ON PETITION FOR REHEARING

*226Before DAVIS and PRADO, Circuit Judges.* PER CURIAM:

Appellant, in his petition for rehearing, argues that the panel opinion is inconsistent with Peter v. GC Servs., L.P., 310 F.3d 344 (5th Cir.2002). We disagree because Peter is completely distinguishable from our case. It is true that in Peter, the panel concluded that the language on the envelope violated § 1692f(8). However, in Peter, the envelope from the collection agency bore the return address of the U.S. Department of Education. The panel concluded that impersonation of the Department of Education caused the envelope to be in violation of this subsection and the court focused on the debt collector’s deceptive practice of impersonating the Department of Education. The panel in Peter relied on the Senate Report to the FDCPA and stated:

The Senate Report accompanying the FDCPA explained that the purpose of the act was “to protect consumers from a host of unfair, harassing and deceptive debt collection practices without imposing unnecessary restrictions on ethical debt collectors.” S. REP. NO. 95-382, at 1-2, reprinted in 1977 U.S. Code Cong. & Admin. News 1695, 1696. One of the deceptive practices Congress was concerned about was “impersonating public officials”.
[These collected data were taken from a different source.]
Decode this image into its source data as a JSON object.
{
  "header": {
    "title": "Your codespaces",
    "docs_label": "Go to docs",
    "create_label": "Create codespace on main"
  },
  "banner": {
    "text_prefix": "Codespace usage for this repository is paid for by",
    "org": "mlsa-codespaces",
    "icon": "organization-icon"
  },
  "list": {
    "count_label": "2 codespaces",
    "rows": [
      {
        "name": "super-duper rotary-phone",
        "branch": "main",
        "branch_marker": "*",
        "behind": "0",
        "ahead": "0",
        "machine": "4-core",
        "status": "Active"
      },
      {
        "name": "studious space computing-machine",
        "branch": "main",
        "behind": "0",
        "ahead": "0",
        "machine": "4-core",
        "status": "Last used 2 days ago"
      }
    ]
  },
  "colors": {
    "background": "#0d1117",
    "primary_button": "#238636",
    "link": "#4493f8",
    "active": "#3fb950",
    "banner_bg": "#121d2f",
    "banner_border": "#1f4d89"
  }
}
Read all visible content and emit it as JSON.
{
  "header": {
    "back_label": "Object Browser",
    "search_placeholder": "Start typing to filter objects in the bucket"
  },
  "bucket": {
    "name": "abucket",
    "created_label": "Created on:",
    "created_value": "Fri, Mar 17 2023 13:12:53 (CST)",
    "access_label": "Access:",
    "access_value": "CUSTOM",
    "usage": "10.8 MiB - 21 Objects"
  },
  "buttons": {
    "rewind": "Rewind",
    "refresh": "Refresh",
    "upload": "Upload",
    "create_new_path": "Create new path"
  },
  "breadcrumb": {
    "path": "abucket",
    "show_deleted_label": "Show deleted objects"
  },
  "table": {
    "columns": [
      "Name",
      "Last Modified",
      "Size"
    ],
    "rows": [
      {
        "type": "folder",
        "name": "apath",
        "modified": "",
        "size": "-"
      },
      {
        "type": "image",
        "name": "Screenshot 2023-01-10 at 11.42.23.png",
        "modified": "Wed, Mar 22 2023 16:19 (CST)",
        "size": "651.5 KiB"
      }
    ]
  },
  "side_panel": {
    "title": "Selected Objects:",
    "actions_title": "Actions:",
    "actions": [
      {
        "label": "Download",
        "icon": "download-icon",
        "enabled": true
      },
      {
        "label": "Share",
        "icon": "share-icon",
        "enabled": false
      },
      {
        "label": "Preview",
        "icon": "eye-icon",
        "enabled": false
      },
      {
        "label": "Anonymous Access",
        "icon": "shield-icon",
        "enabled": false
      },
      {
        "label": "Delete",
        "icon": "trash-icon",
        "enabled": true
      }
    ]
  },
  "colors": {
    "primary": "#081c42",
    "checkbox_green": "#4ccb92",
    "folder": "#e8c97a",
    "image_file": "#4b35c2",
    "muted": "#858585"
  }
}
The panel explicitly declined to consider whether to adopt a “benign language exception”1 because, under the facts, “any implicit exception for benign language cannot be stretched to cover that thoroughly disapproved practice.” Peter, (310 F.3d at 352).

It is also significant that since our opinion issued, the Eighth Circuit in Strand v. Diversified Collection Service, 380 F.3d 316 (8th Cir.2004), decided a case involving § 1692f(8), which is completely consistent with our opinion. Thus, our research discloses no reported case that is inconsistent with our opinion.

Treating the petition for rehearing en banc as a petition for panel rehearing, the petition for panel rehearing is DENIED, and the court, having been polled at the request of one of the members of the court and a majority of the judges who are in regular active service not having voted in favor, (Fed. R.App. P. And 5th Cir. R. 35), the Petition for Rehearing En Banc is also DENIED.**

. See Peter, 310 F.3d at 351 (5th Cir.2002), stating “We do not need to reach the issue of whether § 1692f(8) implicitly includes an exemption for benign language, since the Defendants’ impersonation of the Department of Education is certainly not benign”.

Judge Clement is recused and did not participate in the consideration of the petition for rehearing en banc.